Mix ground flax and water and set aside for 2-3 minutes to gel.
1 tbsp ground flaxseed, 3 tbsp water
Crumble tofu in a nut milk bag or cheesecloth to remove excess water.
1 lb extra firm tofu
Add onions and carrots to a microwave-safe bowl with a splash of water. Cover and microwave 1-2 minutes until just tender. Or cook in a fry pan with a little bit of oil.
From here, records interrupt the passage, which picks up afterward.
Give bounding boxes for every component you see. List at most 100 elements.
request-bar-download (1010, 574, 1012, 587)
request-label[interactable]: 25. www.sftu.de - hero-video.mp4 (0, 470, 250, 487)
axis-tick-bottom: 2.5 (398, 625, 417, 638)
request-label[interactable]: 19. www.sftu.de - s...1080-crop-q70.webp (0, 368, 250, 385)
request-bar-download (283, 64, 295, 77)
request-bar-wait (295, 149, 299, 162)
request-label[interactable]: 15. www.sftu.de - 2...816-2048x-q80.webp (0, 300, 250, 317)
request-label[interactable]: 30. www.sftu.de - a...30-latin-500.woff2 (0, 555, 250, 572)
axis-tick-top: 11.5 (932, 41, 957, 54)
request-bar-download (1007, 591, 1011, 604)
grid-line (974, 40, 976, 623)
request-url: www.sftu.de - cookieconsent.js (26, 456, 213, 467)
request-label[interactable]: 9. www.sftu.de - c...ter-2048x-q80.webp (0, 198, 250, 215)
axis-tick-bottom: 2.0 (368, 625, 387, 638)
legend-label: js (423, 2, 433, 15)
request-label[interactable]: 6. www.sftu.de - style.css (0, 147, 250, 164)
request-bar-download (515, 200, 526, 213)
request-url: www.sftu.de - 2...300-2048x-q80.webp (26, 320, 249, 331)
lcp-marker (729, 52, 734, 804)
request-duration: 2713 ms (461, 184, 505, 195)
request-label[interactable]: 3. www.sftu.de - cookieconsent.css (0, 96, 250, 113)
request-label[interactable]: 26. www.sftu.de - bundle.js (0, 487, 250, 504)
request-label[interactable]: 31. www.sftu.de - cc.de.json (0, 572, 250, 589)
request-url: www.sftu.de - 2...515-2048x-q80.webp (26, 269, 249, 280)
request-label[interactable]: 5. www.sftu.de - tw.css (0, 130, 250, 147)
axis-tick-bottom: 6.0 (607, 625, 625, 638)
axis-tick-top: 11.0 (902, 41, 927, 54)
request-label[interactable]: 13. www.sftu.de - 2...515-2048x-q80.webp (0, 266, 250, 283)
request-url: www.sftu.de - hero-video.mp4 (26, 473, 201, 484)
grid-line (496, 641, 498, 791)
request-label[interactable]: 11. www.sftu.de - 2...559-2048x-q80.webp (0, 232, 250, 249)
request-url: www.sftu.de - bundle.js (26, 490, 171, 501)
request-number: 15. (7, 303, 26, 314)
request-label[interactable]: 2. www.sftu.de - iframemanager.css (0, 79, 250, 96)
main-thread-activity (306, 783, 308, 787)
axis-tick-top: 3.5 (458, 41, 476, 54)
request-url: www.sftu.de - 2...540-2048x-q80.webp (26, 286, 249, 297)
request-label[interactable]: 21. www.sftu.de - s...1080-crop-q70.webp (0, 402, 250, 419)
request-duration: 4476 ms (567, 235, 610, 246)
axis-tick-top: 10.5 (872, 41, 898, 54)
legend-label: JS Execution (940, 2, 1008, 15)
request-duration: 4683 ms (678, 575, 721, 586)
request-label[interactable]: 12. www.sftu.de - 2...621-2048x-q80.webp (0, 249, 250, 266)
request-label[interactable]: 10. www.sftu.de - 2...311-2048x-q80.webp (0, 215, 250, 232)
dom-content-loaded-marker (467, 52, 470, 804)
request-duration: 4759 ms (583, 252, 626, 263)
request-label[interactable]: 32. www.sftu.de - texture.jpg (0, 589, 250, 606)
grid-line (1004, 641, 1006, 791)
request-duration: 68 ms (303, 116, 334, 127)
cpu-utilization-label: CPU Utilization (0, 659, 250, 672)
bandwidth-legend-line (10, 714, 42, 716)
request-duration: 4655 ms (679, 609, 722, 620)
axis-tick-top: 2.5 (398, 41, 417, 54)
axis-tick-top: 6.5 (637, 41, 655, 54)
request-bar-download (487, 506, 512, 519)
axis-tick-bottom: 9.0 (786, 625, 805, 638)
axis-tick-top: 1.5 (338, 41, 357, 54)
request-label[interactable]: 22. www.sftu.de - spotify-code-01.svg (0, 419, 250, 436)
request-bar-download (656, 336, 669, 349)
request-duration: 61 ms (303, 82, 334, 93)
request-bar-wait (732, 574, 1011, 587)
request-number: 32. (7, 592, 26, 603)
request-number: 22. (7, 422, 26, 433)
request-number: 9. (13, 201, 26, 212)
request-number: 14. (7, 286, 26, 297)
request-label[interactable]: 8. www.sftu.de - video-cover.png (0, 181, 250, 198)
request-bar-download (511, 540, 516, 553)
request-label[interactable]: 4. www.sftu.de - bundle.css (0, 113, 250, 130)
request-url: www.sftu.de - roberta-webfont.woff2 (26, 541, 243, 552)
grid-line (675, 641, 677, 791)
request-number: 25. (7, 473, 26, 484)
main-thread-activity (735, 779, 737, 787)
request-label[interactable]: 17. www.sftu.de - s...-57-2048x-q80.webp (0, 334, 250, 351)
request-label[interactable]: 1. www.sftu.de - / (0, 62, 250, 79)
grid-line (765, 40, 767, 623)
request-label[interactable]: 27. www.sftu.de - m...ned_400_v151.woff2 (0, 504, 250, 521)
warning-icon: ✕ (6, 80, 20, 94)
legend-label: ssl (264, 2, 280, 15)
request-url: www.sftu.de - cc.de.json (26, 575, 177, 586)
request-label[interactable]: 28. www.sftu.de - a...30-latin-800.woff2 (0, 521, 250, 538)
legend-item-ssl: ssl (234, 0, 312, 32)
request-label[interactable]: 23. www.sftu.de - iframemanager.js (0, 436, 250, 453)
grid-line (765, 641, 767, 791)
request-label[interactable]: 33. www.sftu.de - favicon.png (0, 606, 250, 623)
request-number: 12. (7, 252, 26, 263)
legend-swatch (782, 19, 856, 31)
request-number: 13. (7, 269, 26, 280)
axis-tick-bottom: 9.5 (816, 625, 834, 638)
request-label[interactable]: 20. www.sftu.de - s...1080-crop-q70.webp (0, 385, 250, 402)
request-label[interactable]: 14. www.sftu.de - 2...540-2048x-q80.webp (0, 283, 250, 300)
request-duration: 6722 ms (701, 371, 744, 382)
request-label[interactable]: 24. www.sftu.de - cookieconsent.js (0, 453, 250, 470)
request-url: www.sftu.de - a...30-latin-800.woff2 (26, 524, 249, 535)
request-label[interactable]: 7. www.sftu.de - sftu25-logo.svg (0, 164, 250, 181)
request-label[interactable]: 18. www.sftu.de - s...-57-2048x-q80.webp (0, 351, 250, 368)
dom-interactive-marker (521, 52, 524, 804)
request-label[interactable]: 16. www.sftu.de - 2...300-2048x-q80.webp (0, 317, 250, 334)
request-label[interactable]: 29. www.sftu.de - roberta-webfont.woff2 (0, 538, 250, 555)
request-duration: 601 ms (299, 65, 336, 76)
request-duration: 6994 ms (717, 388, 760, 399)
In a large bowl, combine vegan ground beef, tofu, flax, onions, carrots, breadcrumbs, garlic, parsley, thyme, oregano, black pepper, and 2 tbsp of sauce. Knead together with your hands until well combined and slightly sticky - but it shouldn't stick to your hands too much. Cover and rest in the fridge for at least 20 minutes.
1 lb vegan ground beef, ½ cup breadcrumbs or torn up stale bread1, 2 cloves garlic, 1 tbsp fresh parsley, 1 tsp dried thyme, 1 tsp dried oregano, ¼ tsp ground black pepper
Shape into patties. Throw each patty back and forth between your hands a few times to remove air bubbles.
Heat a nonstick pan over medium high heat and grease with a little bit of oil. Place patties on the pan with some space between each (you probably have to cook in 2-3 batches) and press down on the middle of the patties to promote even cooking.
Cook for about 4 minutes until browned on the bottom, then flip. Add 1/4 cup water/vegetable broth/red wine, cover, and reduce heat to medium low. Steam for 5-6 minutes until cooked through. Uncover and increase heat to medium high. Continue cooking until all the liquid evaporates. Transfer hambagu to a plate and repeat with remaining patties.
To the empty (unwashed) pan over medium heat, add sauce and 1/4 cup water/vegetable broth/red wine. Simmer and stir the sauce for a minute or two until thickened. Pour the sauce over the hambagu or serve on the side.
Notes
1) Breadcrumbs: I've also used chickpea flour instead of breadcrumbs. Start with about half the amount and add more as needed.2) Chuno Sauce: If you can't find Chuno sauce, you can use vegan Worcestershire sauce* and add a bit of sugar.